Pretoria, South Africa

Completed

Nine Months Monitored, 73% Solar The Longest-Running Dataset in the Series

The smallest system in the series, the longest monitoring period, and still a 73% solar fraction. This is the proof point for budget-conscious households: even a modest 1.6 kWp array pays for itself and keeps delivering.

Attribute

Details

Location

Roodepoort, Gauteng

Household Size

3 people (couple + primary school-age child)

Solar-PV Array Size

1.6 kWp

Observation period

September 2024 – June 2025 (9 months)

Solar Contribution

73%

Danie and Lize Erasmus were early adopters. Their 1.6 kWp system went live in September 2024, making their installation the longest-running monitored case study in this series at nine months. Their Roodepoort home is modest — three bedrooms, a 150-litre geyser, a family of three with a seven-year-old who, in Lize’s words, “treats the bath like a swimming pool.”

The system was sized conservatively. At 1.6 kWp, it’s the smallest array in this batch, feeding a household that’s also the lightest on hot water demand. The question was whether a budget-friendly installation could still make a meaningful dent.

Nine months of data says yes. The system averaged 112 kWh of solar energy per month against 41 kWh from the grid — a 73% overall solar fraction. Cumulatively, the panels have delivered 1,116 kWh of solar energy, with 406 kWh drawn from the grid. Monthly savings sit at an estimated R575.

The financial picture here is different from the high-demand households. The Erasmus family wasn’t spending R1,000+ on water heating to begin with.

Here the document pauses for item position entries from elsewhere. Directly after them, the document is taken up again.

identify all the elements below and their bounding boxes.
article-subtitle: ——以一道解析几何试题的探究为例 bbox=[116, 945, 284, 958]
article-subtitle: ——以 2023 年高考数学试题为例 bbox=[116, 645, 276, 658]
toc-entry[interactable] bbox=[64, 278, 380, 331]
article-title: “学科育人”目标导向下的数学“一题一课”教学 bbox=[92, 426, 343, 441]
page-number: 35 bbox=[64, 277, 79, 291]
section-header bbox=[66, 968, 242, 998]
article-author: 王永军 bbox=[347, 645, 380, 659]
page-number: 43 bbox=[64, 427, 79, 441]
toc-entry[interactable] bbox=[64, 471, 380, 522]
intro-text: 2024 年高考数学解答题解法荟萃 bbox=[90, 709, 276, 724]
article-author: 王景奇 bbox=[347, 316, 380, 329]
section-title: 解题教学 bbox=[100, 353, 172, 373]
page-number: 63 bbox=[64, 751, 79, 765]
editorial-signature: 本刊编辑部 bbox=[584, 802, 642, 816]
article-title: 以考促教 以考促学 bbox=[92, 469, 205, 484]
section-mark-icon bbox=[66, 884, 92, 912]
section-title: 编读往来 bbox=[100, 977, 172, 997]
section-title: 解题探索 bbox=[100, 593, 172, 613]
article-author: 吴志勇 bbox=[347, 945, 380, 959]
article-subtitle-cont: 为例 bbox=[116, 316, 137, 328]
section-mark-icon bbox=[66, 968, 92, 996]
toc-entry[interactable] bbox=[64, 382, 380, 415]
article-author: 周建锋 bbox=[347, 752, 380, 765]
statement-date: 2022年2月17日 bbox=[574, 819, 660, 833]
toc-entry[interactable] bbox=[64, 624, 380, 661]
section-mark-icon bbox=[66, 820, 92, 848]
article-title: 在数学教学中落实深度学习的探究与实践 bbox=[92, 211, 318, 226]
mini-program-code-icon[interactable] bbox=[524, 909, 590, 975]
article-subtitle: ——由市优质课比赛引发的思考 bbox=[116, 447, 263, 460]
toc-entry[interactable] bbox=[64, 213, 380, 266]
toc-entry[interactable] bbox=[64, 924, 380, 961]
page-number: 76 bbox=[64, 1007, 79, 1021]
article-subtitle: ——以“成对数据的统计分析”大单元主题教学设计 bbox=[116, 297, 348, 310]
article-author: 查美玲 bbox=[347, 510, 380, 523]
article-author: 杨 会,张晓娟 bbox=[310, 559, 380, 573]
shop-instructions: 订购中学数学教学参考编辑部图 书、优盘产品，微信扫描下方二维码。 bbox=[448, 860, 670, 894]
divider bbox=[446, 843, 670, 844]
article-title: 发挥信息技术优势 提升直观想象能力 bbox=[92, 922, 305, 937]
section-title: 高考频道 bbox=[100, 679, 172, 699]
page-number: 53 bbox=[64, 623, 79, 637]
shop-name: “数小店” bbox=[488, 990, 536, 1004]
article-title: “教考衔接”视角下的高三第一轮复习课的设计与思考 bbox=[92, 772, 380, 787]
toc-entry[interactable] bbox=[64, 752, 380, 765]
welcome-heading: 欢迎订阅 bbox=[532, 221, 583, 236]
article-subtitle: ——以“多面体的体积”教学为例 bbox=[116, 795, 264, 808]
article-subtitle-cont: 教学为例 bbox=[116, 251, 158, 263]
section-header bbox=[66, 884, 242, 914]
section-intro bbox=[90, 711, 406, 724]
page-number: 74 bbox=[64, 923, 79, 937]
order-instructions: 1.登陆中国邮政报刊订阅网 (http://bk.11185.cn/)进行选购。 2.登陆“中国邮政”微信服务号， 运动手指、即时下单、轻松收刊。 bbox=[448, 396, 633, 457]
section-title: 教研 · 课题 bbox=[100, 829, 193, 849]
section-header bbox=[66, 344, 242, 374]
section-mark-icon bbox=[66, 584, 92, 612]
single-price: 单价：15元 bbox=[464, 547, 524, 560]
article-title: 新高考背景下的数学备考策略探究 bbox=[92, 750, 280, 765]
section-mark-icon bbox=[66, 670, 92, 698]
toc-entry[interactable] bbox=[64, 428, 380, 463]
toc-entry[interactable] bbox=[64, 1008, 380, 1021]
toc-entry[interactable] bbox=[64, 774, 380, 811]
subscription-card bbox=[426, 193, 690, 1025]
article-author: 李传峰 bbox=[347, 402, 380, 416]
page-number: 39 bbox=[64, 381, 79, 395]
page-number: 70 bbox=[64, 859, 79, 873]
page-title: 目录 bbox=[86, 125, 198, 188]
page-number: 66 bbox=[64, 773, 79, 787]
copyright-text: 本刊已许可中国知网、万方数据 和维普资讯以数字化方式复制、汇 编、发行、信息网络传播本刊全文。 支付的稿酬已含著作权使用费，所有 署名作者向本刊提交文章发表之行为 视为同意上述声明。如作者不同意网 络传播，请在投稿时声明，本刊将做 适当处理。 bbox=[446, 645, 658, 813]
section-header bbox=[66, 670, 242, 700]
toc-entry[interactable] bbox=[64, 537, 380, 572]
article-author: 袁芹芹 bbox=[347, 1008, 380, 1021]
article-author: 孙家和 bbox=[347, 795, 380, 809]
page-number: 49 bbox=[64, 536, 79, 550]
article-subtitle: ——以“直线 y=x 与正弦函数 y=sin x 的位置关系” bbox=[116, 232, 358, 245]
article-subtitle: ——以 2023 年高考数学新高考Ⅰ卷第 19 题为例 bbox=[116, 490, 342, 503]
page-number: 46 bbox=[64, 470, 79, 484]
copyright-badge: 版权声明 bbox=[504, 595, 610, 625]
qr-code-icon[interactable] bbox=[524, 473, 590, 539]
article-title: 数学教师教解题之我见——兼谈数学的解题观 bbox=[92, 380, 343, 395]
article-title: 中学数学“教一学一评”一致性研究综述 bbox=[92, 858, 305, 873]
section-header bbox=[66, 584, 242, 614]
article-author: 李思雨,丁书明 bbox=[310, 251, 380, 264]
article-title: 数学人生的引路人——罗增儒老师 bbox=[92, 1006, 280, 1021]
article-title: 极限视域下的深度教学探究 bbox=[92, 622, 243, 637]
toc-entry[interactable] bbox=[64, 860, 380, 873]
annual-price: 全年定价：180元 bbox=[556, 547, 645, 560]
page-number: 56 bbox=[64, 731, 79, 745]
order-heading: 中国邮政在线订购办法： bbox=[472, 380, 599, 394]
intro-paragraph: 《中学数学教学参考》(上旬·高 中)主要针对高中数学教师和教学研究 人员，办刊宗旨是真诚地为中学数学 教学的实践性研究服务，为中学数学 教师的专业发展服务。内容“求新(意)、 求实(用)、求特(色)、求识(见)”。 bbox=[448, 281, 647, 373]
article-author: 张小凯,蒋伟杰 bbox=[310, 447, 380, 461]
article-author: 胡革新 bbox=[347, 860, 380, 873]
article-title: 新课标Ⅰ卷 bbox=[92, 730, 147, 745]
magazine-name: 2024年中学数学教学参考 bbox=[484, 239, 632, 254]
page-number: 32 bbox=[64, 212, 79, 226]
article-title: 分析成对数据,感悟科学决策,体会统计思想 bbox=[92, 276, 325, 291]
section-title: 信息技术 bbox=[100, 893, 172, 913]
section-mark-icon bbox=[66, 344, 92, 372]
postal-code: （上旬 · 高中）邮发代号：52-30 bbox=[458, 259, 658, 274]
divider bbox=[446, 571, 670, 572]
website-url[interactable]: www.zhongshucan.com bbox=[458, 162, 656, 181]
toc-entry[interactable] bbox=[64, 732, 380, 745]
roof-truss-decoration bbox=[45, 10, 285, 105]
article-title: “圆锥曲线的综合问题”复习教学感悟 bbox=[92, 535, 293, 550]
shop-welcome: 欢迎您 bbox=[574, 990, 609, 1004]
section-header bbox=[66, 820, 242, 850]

Their monthly grid cost has dropped to R156, and the R575 total saving represents a proportionally huge reduction in their overall electricity spend.

Danie sees it as a no-brainer investment: “We spent less than any of our friends on the installation because we went small. And it still covers almost three-quarters of our hot water. The payback period was under two years.”

This case study matters because it represents the entry-level scenario. Not every household needs or can afford a large array. The Erasmus data proves that even the most conservative installation delivers meaningful, sustained returns — and nine months of monitoring through both summer and winter leaves little room for doubt.

Performance Details

Avg. Monthly Solar Energy

112 kWh/month

Avg. Monthly Grid Energy

41 kWh/month

Avg. Monthly Grid Cost

R156/month

Avg. Monthly Savings (Solar)

R428/month

Est. Monthly Savings (Total)

R575/month

Cumulative Solar Energy

1,116 kWh

Cumulative Grid Energy

406 kWh

Felt expereince

The smallest system in the series, the longest monitoring period, and still a 73% solar fraction. This is the proof point for budget-conscious households: even a modest 1.6 kWp array pays for itself and keeps delivering.